In a large study retrieving data from a Dutch pathology registry to identify all histopathologically confirmed cases of PCC/PGLs diagnosed between 1995 and 2015, the majority of the described tumors were PCC (80–100%) (28). Berendsa et al. showed that PGL were intra-abdominal/retroperitoneal (40–64%), intra-thoracic (3.5–60%) and in the urinary bladder (3.5%) and 17–42% of cases remained undetected until autopsy (3). In our study group the median diameter of the tumor was 4.24 (1.2-13.5) cm similar to data by Berendsa et al. [4.0 (2.5–6.50 cm] (1) and Guerrero et al. (4.9 cm) (28). We are currently using the PASS score (developed in 2002 by Thompson et al.) (31) even if there are no clear diagnostic criteria of malignancy for PHEO and PGL (21). This score may serve as a means to identify which patients require closer follow-up (26).
The diagnosis was delayed for some of IG patients with a mean delayed interval of 23 months in our study. This highlights the importance that all patients with incidentalomas should have functional testing within a certain period of time even if not symptomatic. Higher levels of preoperative catecholamines and metanephrines were identified in patients presenting with paroxysmal symptoms, headaches and sweating which is similar to a large study from US (19). Deutschbein et al. showed that increasing age, male sex, and body mass index greater than 30 was associated with higher baseline levels of catecholamine metabolites (30). SG patients had larger tumors and higher levels of preoperative catecholamines/metanephrines compared with IG. Guererro et al. showed larger tumors produced the highest hormone ratios (19).

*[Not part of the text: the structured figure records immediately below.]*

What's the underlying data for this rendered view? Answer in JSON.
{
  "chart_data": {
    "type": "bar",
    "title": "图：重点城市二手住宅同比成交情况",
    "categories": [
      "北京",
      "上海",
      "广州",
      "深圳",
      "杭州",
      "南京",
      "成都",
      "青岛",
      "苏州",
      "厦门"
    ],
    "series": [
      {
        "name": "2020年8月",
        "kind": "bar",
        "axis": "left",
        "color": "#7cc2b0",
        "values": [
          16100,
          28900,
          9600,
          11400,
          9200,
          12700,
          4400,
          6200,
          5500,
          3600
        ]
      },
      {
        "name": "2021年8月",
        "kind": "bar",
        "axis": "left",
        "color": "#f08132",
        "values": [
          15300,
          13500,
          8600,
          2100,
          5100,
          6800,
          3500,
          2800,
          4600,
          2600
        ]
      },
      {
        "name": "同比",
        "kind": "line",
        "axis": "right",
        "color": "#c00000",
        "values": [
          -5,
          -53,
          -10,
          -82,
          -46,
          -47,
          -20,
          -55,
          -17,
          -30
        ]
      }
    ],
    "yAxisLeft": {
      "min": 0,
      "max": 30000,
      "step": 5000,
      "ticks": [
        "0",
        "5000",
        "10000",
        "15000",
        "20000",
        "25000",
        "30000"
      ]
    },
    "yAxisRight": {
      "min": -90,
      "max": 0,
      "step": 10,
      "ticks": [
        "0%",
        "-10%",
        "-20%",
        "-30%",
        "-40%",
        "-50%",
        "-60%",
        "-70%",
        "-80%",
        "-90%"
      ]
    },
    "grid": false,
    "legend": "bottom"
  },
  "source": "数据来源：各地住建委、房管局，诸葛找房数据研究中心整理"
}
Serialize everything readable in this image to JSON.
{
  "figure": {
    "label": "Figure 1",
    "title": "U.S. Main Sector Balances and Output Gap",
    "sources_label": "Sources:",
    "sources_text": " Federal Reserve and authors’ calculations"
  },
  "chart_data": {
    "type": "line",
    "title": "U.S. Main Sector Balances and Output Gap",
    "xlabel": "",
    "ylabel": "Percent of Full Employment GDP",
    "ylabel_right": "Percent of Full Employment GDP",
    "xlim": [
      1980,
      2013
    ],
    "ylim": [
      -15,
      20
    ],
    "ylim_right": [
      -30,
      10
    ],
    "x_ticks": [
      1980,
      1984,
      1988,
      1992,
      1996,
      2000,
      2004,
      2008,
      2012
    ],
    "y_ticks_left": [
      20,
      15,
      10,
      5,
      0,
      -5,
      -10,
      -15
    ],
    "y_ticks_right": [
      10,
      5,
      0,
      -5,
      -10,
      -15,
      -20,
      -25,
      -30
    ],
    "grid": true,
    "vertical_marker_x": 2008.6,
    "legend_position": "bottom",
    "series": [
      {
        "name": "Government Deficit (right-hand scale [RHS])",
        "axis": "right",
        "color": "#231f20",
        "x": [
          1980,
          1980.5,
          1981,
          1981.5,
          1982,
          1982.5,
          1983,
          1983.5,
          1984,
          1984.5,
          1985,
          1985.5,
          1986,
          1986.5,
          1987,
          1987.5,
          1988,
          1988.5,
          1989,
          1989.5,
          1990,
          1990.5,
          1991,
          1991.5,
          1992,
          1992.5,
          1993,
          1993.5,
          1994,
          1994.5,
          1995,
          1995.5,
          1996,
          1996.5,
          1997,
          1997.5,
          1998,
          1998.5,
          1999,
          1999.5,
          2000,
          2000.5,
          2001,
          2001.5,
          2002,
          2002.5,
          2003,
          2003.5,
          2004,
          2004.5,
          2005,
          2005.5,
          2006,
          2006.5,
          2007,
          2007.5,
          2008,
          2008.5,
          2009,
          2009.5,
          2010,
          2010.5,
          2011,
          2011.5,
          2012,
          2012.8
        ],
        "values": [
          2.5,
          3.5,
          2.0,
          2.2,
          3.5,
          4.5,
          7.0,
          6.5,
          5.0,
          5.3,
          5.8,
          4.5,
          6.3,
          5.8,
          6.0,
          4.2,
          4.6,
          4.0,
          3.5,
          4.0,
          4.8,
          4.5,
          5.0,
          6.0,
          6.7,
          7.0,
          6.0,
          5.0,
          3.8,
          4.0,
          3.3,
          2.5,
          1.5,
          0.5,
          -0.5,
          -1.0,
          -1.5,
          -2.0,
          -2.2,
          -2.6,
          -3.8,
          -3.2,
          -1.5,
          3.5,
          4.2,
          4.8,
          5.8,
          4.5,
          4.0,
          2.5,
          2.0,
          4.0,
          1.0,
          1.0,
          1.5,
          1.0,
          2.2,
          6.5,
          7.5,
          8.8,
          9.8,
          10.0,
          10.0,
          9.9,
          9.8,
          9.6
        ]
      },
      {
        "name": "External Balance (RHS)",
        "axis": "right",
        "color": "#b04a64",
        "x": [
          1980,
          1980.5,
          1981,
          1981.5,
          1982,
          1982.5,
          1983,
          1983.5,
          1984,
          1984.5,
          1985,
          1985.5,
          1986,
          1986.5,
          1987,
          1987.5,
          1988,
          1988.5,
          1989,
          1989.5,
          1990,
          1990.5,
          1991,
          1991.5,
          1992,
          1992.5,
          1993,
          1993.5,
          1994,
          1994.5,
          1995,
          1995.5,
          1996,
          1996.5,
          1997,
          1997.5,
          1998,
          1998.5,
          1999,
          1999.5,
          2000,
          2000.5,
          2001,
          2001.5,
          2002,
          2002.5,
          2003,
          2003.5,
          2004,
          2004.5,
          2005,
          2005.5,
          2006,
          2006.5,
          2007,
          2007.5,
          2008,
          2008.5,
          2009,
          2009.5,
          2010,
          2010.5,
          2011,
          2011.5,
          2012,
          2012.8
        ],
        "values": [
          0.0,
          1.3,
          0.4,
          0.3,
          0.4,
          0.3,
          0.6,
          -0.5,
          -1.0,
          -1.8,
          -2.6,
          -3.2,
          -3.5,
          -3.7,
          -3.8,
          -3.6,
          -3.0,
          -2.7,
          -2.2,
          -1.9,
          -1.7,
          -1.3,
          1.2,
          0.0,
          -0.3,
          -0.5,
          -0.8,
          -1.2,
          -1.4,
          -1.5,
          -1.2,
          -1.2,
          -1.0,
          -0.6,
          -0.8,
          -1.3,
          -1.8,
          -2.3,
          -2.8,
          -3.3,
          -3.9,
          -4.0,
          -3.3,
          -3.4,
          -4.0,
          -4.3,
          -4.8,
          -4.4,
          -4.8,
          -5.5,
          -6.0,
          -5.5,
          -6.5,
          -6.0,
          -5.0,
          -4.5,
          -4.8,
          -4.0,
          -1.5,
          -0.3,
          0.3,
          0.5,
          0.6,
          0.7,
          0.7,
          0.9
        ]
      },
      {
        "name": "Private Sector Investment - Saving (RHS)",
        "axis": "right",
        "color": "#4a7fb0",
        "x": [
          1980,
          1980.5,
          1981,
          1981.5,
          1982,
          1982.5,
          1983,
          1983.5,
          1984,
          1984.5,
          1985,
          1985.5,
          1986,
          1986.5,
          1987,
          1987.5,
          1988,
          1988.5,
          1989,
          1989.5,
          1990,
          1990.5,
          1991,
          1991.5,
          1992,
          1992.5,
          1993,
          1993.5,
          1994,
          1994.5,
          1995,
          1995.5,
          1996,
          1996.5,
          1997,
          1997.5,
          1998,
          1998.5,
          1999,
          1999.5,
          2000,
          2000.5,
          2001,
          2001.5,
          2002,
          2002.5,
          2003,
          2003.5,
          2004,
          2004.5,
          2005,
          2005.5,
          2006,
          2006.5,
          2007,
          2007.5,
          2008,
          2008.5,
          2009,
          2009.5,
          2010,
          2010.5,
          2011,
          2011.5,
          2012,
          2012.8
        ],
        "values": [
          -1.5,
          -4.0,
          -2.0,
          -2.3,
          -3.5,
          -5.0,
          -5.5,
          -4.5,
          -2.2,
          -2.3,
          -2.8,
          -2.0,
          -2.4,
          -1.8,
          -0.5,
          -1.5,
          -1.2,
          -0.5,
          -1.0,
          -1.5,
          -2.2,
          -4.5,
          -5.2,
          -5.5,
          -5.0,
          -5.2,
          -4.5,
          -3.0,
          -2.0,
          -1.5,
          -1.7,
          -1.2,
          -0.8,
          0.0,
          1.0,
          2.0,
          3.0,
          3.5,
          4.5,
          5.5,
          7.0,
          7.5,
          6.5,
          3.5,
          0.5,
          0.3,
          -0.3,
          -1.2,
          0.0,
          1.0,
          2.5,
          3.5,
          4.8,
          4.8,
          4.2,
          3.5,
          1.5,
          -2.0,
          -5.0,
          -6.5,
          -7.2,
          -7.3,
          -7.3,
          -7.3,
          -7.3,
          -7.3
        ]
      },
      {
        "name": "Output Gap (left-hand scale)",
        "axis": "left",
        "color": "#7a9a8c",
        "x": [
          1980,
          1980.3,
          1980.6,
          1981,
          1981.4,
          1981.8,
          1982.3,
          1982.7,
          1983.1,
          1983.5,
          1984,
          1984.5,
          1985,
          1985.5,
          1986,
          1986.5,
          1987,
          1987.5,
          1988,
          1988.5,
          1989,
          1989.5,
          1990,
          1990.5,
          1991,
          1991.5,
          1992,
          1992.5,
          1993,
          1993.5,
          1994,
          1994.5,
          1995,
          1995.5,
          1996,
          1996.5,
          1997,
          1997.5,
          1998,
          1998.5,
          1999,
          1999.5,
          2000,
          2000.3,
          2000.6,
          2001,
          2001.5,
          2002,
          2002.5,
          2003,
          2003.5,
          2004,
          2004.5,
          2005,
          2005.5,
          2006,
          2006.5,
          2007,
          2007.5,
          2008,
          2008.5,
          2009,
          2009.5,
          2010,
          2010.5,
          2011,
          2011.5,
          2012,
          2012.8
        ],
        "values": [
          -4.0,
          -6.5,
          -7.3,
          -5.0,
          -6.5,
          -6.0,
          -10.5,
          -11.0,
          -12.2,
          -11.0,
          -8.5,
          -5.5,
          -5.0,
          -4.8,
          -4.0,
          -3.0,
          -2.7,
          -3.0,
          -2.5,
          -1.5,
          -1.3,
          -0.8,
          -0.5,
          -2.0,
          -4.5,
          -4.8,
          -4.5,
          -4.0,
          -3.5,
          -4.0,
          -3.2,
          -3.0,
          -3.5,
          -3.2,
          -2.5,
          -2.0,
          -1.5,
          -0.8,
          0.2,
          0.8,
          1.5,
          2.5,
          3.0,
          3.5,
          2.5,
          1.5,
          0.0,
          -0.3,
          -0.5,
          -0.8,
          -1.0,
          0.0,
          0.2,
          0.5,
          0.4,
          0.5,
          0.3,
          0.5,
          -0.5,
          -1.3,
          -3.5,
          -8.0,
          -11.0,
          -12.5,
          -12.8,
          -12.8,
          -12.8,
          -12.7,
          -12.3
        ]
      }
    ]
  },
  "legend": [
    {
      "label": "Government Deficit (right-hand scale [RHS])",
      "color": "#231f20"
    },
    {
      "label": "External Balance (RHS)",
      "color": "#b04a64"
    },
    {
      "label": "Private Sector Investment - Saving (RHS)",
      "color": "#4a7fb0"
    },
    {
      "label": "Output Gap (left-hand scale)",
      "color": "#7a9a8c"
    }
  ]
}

The GG needed the most inotropes (58.33%), 48% of SG needed vasopressors while those from the incidentaloma group needed the least (27.4%). Only 4 patients needed high amounts of inotropes, with no one from the GG. All patients stayed one day in HDU as part of our local protocol but within the GG there were significantly more patients staying for 2 days or more. By analyzing the subgroups we noticed that postoperative complications are more frequent within the GG (50%) and SG (43.5%) (the proportion of each group having complications). There was no difference in hospital stay within the three subgroups.
Our study has several limitations. First: it is a retrospective, single institution study; second: preoperative imaging data have been interpreted by different radiologists and the regular case discussion at a regional multidisciplinary meeting happened over the last part of the study; third: there were no standard laboratory examinations over the study period but by calculating the hormone ratio we tried to correct the difference.
In conclusion, the majority of patients with PCC/PGLs were diagnosed incidentally by the radiology department with an increased overall incidence over the last decade. If patients experience classic or paroxysmal symptoms, they were more likely to be females, younger, to have larger tumors and a higher preoperative hormone ratio. Symptomatic patients and those with genetic background will probably need postoperative inotropes and present a higher incidence of complications with closer observation. Medical teams should be aware that not a large proportion of patients are presenting with typical symptoms and prompt investigations should be offered to all patients with adrenal incidentalomas.
Conflict of interest
The authors declare that they have no conflict of interest.